Manuel Queiroz, presidente do CNID, disse que a sua posição não é exatamente igual à de Santos Neves, presidente da AG e jornalista de “A Bola”, já que este defende que os jornalistas não devem fazer as flashes. Para Manuel Queiroz, “trata-se de um espaço de fronteira entre jornalismo e comunicação, mas sendo um jornalista a fazê-la não pode ser limitado nas suas perguntas para lá do bom senso de um contexto de emoções e cansaço de final de jogo e de o treinador e o jogador estarem obrigados a estar ali”. Ou seja, se for um jornalista, o “regulamento ou a sua aplicação tem que ser flexível, como é sempre, seja aqui, na Liga dos Campeões ou nos campeonatos do mundo, onde nunca houve problemas e muitas vezes se sai um pouco do que foi o jogo, porque há atualidade”.
O debate foi alargado depois ao público e o diretor de comunicação do Benfica defendeu também “que se trata de um espaço de promoção do jogo – é óbvio que se estivesse na posição da Rita Latas ou do Tiago Peres Costa faria aquelas perguntas, porque o faria como jornalista, mas entendo que aquele espaço é muito próprio”. E sobre a pressão de um final de jogo, deu o exemplo de Lewis Hamilton, quando há uns meses lhe tiraram, “numa decisão errada, o Mundial, no final, logo depois de tirar o capacete, como é norma na F1, teve que dizer umas palavras e nas quais deu os parabéns ao adversário sem acrimónias”. Santos Neves teve oportunidade de defender a sua posição de clareza: “Os jornalistas não devem participar nas flashes, porque aquilo não é jornalismo, ponto. O Código Deontológico dos Jornalistas não permite aquilo, o espaço é publicitário, o jogador e o treinador estão ali forçados. Façam a flash interview mas não deve estar ali um jornalista. Porque senão entram num pântano em que um Conselho qualquer lhes abre um processo por fazerem perguntas. É inadmissível!”.

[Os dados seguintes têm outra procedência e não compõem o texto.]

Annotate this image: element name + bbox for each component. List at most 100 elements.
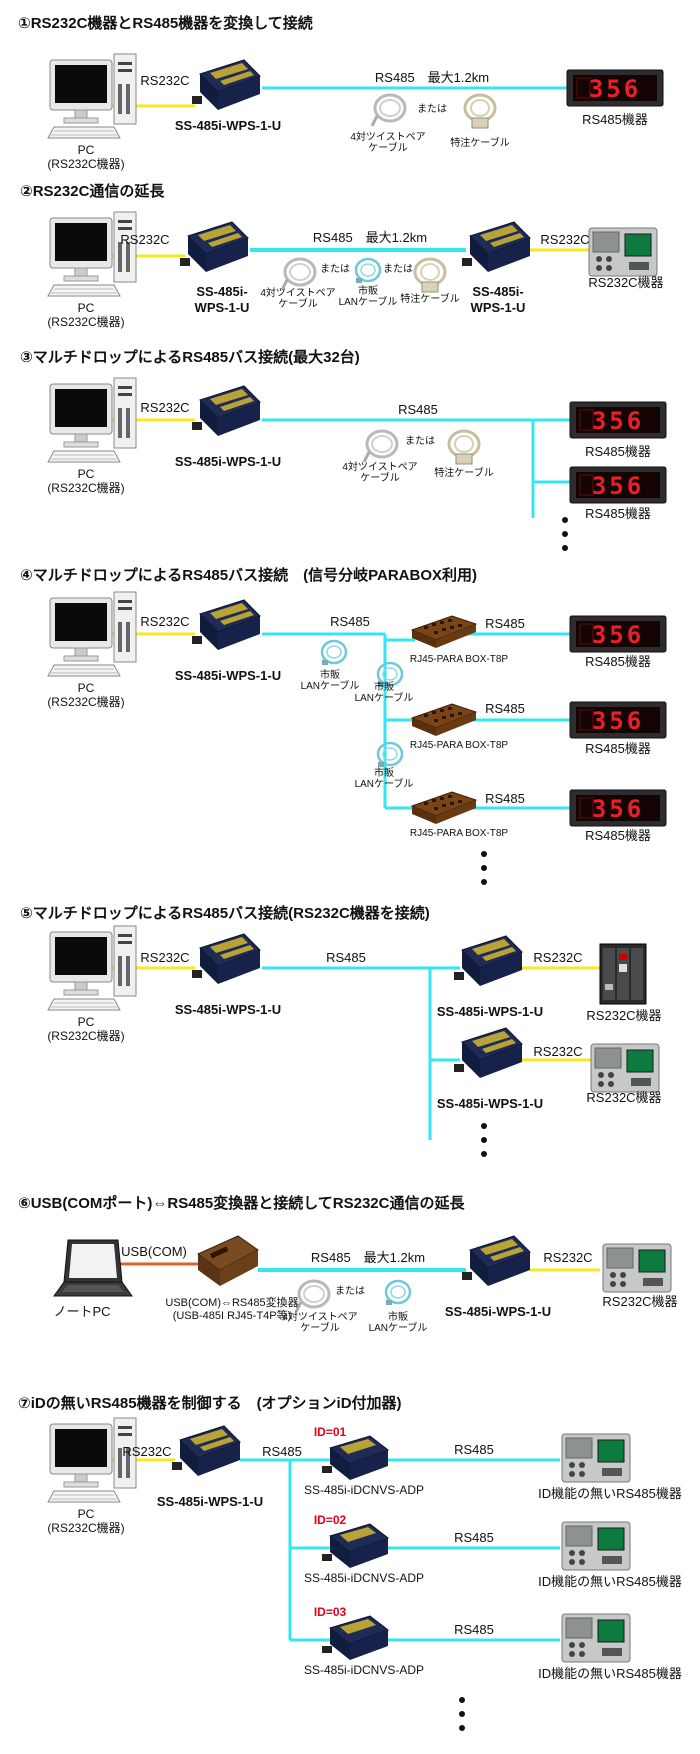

Ainda sobre o processo que a FPF abriu e fechou à jornalista Rita Latas disse que “foi um processo puramente político, que se abriu, se disse à Comissão de Instrutores o que deviam fazer e depois se fechou no dia seguinte a ser aberto”, defendeu ainda que os jornalistas devem perceber que estão dentro de uma indústria. “Nós não temos Imprensa desportiva, temos Imprensa de futebol porque mais de 80% do que publicam é sobre os três grandes e esse foi um dos problemas dos jornais. E quanto melhor for essa indústria, quanto mais dinheiro ganhar, isso também dá mais dinheiro aos jornais”.
Manuel Queiroz chamou a atenção de que os jornalistas “não promovem coisa nenhuma – o futebol português, nomeadamente, chegou onde chegou também porque teve um Jornalismo verdadeiro, que soube apontar o que estava mal e o que estava bem, que foi capaz de ser exigente e de estar atento ao que não vai no melhor caminho”.

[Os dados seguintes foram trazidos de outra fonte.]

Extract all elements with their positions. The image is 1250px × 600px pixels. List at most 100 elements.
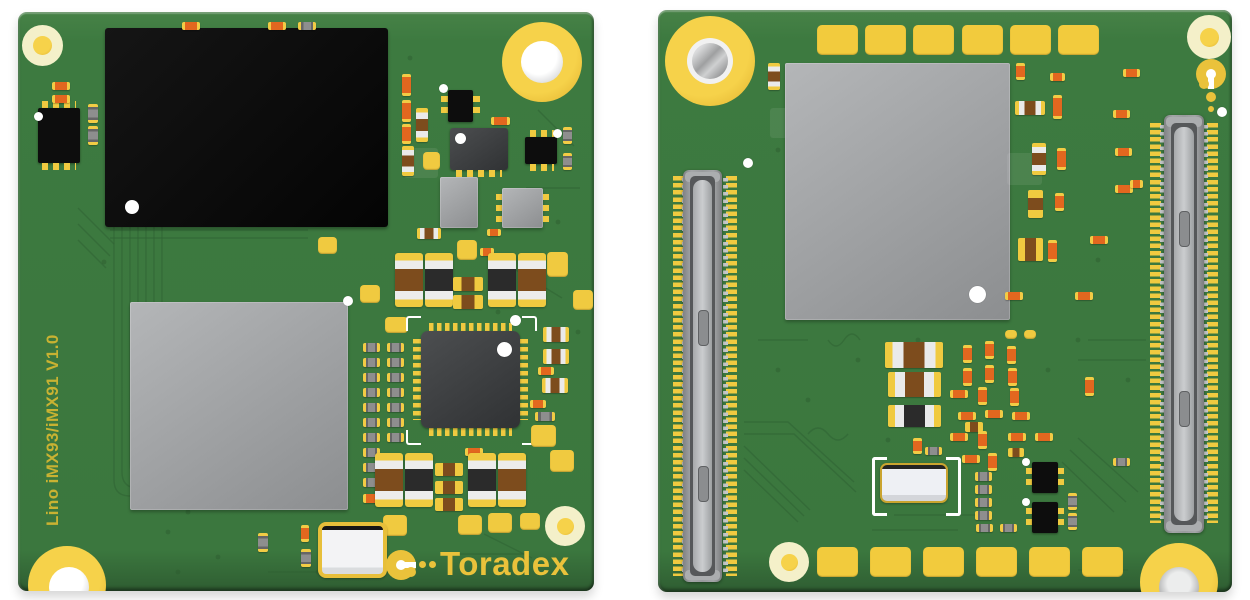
resistor xyxy=(402,74,411,96)
solder-pad xyxy=(520,513,540,530)
resistor xyxy=(487,229,501,236)
mounting-hole-gold-center xyxy=(1199,27,1219,47)
edge-contact-pad xyxy=(1029,547,1070,577)
resistor xyxy=(52,82,70,90)
capacitor xyxy=(435,481,463,494)
connector-inner xyxy=(693,180,712,572)
small-gray-chip xyxy=(502,188,543,228)
connector-pads-right xyxy=(1207,123,1218,523)
power-inductor xyxy=(468,453,496,507)
resistor xyxy=(1050,73,1065,81)
pin1-marker-dot xyxy=(1022,458,1030,466)
small-gray-chip xyxy=(440,177,478,228)
edge-contact-pad xyxy=(976,547,1017,577)
fiducial-dot xyxy=(1217,107,1227,117)
connector-pins-right xyxy=(1203,125,1208,521)
connector-slot xyxy=(690,176,715,576)
silkscreen-version-label: Lino iMX93/iMX91 V1.0 xyxy=(43,334,62,526)
capacitor xyxy=(965,422,983,432)
small-ic xyxy=(448,90,473,122)
connector-end-cap xyxy=(1166,117,1202,127)
logo-slit xyxy=(1208,74,1214,89)
solder-pad xyxy=(457,240,477,260)
capacitor xyxy=(768,63,780,90)
connector-body xyxy=(683,170,722,582)
resistor xyxy=(1113,110,1130,118)
toradex-logo-text: Toradex xyxy=(440,545,570,582)
mounting-hole-top-left xyxy=(665,16,755,106)
logo-dot xyxy=(429,561,436,568)
resistor xyxy=(301,525,309,542)
capacitor xyxy=(542,378,568,393)
resistor xyxy=(480,248,494,256)
capacitor xyxy=(1018,238,1043,261)
resistor xyxy=(950,433,968,441)
edge-contact-pad xyxy=(817,547,858,577)
power-inductor xyxy=(425,253,453,307)
capacitor xyxy=(1028,190,1043,218)
fiducial-dot xyxy=(343,296,353,306)
mounting-hole-bottom-left xyxy=(769,542,809,582)
bulk-capacitor xyxy=(888,405,941,427)
mounting-hole-gold-center xyxy=(33,36,52,55)
resistor xyxy=(1010,388,1019,406)
mounting-hole-bore xyxy=(692,43,728,79)
resistor xyxy=(1090,236,1108,244)
qfn-pins-right xyxy=(520,339,528,420)
eeprom-ic xyxy=(38,108,80,163)
edge-contact-pad xyxy=(1058,25,1099,55)
qfn-pins-left xyxy=(413,339,421,420)
fiducial-dot xyxy=(743,158,753,168)
resistor xyxy=(363,463,380,472)
pcb-front-board: Toradex Lino iMX93/iMX91 V1.0 xyxy=(18,12,594,591)
resistor xyxy=(1085,377,1094,396)
resistor xyxy=(1068,513,1077,530)
resistor xyxy=(402,124,411,144)
toradex-logo-mark-icon xyxy=(386,550,416,580)
resistor xyxy=(978,431,987,449)
ic-pins-left xyxy=(1026,508,1032,528)
oscillator-crystal xyxy=(318,522,387,578)
resistor xyxy=(1000,524,1017,532)
resistor xyxy=(1007,346,1016,364)
ic-pins-left xyxy=(496,194,502,222)
toradex-logo-mark-icon xyxy=(1196,59,1226,89)
logo-nub xyxy=(1199,79,1209,89)
resistor xyxy=(985,365,994,383)
resistor xyxy=(925,447,942,455)
resistor xyxy=(985,341,994,359)
mounting-half-hole-bottom-right xyxy=(1140,543,1218,592)
toradex-logo: Toradex xyxy=(386,545,594,588)
resistor xyxy=(976,524,993,532)
pin1-marker-dot xyxy=(34,112,43,121)
resistor xyxy=(363,478,380,487)
resistor xyxy=(1123,69,1140,77)
capacitor xyxy=(435,463,463,476)
solder-pad xyxy=(547,252,568,277)
resistor xyxy=(88,104,98,123)
mounting-hole-top-right xyxy=(502,22,582,102)
edge-contact-pad xyxy=(1010,25,1051,55)
resistor xyxy=(1057,148,1066,170)
solder-pad xyxy=(385,317,408,333)
resistor xyxy=(298,22,316,30)
resistor xyxy=(363,418,380,427)
capacitor xyxy=(416,108,428,142)
solder-pad xyxy=(488,513,512,533)
board-to-board-connector-right xyxy=(1150,115,1218,533)
resistor xyxy=(1075,292,1093,300)
pin1-marker-dot xyxy=(553,129,562,138)
resistor xyxy=(363,388,380,397)
solder-pad xyxy=(318,237,337,254)
resistor xyxy=(1035,433,1053,441)
pin1-marker-dot xyxy=(497,342,512,357)
resistor xyxy=(963,368,972,386)
mounting-hole-gold-center xyxy=(556,517,574,535)
capacitor xyxy=(453,277,483,291)
power-inductor xyxy=(395,253,423,307)
resistor xyxy=(1130,180,1143,188)
resistor xyxy=(958,412,976,420)
logo-dot xyxy=(419,561,426,568)
mounting-hole-gold-center xyxy=(780,553,798,571)
resistor xyxy=(363,343,380,352)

Ao prof. Thiago Santos coube a tarefa de finalizar a sessão com as conclusões, salientando a pertinência do debate até para os alunos e concluiu que, apesar das posições divergentes apresentadas e de ser um problema multidisciplinar, se apontar na direção de a flash interview ser mais um espaço de comercial de promoção do jogo em que o Jornalismo pode ter lugar mas sob condições.